Tuesday 25 August 2015

The Big Lie by Julie Mayhew reviewed by Rhian Ivory


 



 

The Big Lie by Julie Mayhew

Synopsis

“I am a good girl. It is my most defining feature. And that’s the truth.”

What if the Nazis had won WWII? What if one girl could win it back? If only for herself…

Buckinghamshire 2014. Jessika Keller is one of the Third Reich’s shining lights. She is an exemplary member of the Bund Deutscher Mädel, a future figure skating champion and the apple of her father’s eye. But when her neighbour and lifelong friend Clementine challenges the regime, Jessika begins to understand the frightening reality of the society in which she lives.

The Big Lie is an alt-history thriller which asks readers to examine their own attitudes to feminism, sexuality and revolution.

 

Review

One of the central themes in The Big Lie is of course the concept of lying and the lies we all tell, big and small, black or white. Mayhew repeatedly plays with the notion of lying by drawing characters who ‘leave out something that they didn’t realise was really very crucial to everyone else. That isn’t a lie. But it can be as bad as telling a lie.’

The protagonist Jessika Keller is a good girl who is driven by a desperate desire to please. Jess feels a huge responsibility to please her father and the patriarchy that dominates her world. When Jess’s feelings for her female friends start to change she knows this is something that must be kept from her father, she tries to reassure herself that this isn’t a lie, it is just leaving out something.

‘A very small victory. I knew something he didn’t.’

And these feelings are universal to all readers and ones we can identify with, that sensation of power, of knowledge and having secrets from your parents. Even though she has secrets Jess tries very hard to be outwardly normal, obeying the rules and making sure that those around her do the same, no matter what the cost to her friendship with Clementine.

‘Then Clementine said: ‘It’s hard for you…But at least I know what I am.’

Although Jess is living in what most readers would view as a nightmare scenario, to her it is normal life. Maintaining a sense of normality, being the very model of a perfect girl drives Jess on even when she knows that the biggest lie of all is the one she’s telling herself.

‘I had proved that I was normal, and special…I mustn’t let people get close to me. Only bad came of it.’

And there is no room in Jess’s life for questions about sexuality, feelings and desires because that’s not what she’s there for, her purpose and role have been clearly defined since birth. Jess knows how a good girl should think and speak and act because she’s been told so by the people in charge, the men who run The Bund Deutscher Mädel the organization set up to recruit teenage girls to adore and obey Hitler. Jess and the other recruits are shaped and molded into the future baby makers of Nazi Germany. Because of her upbringing Jess knows exactly the path she should take but when her best friend Clementine starts steering her off course Jess finds herself questioning not just her desires but her whole world.

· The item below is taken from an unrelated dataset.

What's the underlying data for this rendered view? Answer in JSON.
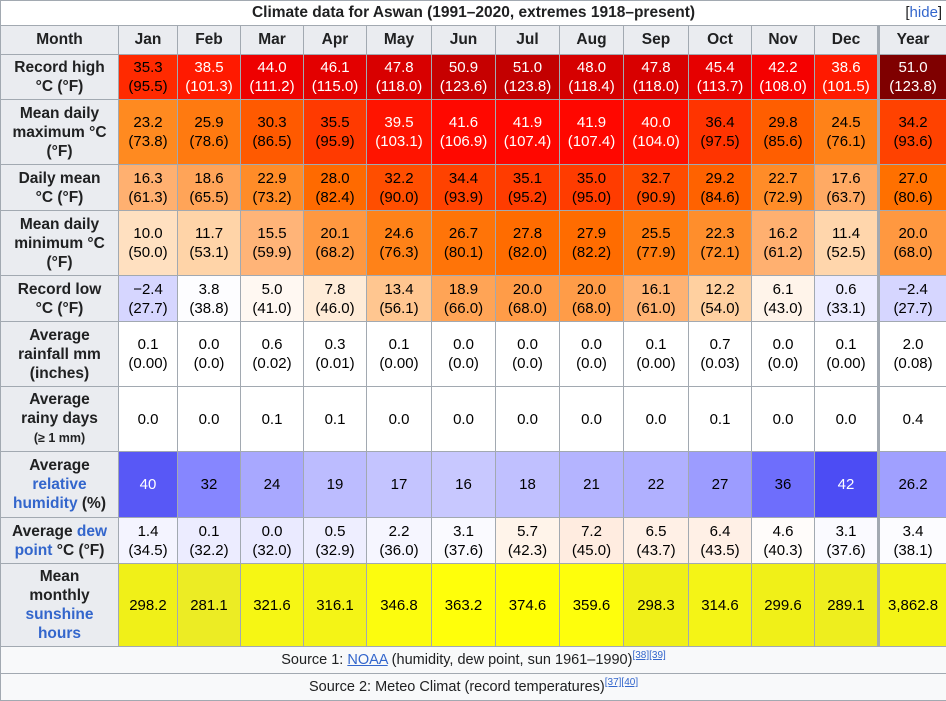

Is it possible that everything she knows has been built on one big lie? Clementine’s revolution pushes Jess into a dark corner and the only way out is to accept that she can’t trust anyone’s truth because ultimately everyone lies.

‘In stronger moments, when I can be honest with myself, I know it can’t be true.’

This deeply intelligent and gripping novel poses one of the biggest and most frightening 'What If?' questions ever and examines through a microscopic lens feminism, sexuality and gender using the power of fiction to hold a mirror up to our own society. Mayhew sensitively analyses everything that determines who we are, our place in the world and allows the reader to consider what lies in the spaces between the past, the present and the future.

‘The moral was always implied and understood. It lived there in the Zwischenraum – that space between.’

 

 

About the author

Julie is an actress turned writer who still acts but mostly writes. 

She is an alumna of the Arvon/Jerwood Mentoring Scheme where she was tutored by Maria McCann.

Julie’s debut novel, Red Ink, was published by Hot Key Books in 2013, and was nominated for the 2014 CILIP Carnegie Medal and shortlisted for the Branford Boase Award 2014. Her second YA/Adult Crossover title, The Big Lie, will be published in August 2015.For radio, Julie has written three plays, including A Shoebox Of Snow which was nominated for Best Drama at the BBC Audio Drama Awards 2012 and shortlisted for the Nick Darke Award 2010 as a work in progress.

Julie is currently attached to Headlong theatre company as part of their first, invitational Writers’ Group.

 

About the reviewer

Rhian was born in Swansea but hasn't stayed put anywhere for very long. She trained as a Drama and English teacher and wrote her first novel during her first few years in teaching.

She got her first publishing deal at 26 and went on to write three more novels for Bloomsbury.
The Boy who drew the Future is her fifth novel and she’s recently finished writing her sixth.  

 She is a National Trust writer in residence, a WoMentoring mentor and a Patron of Reading.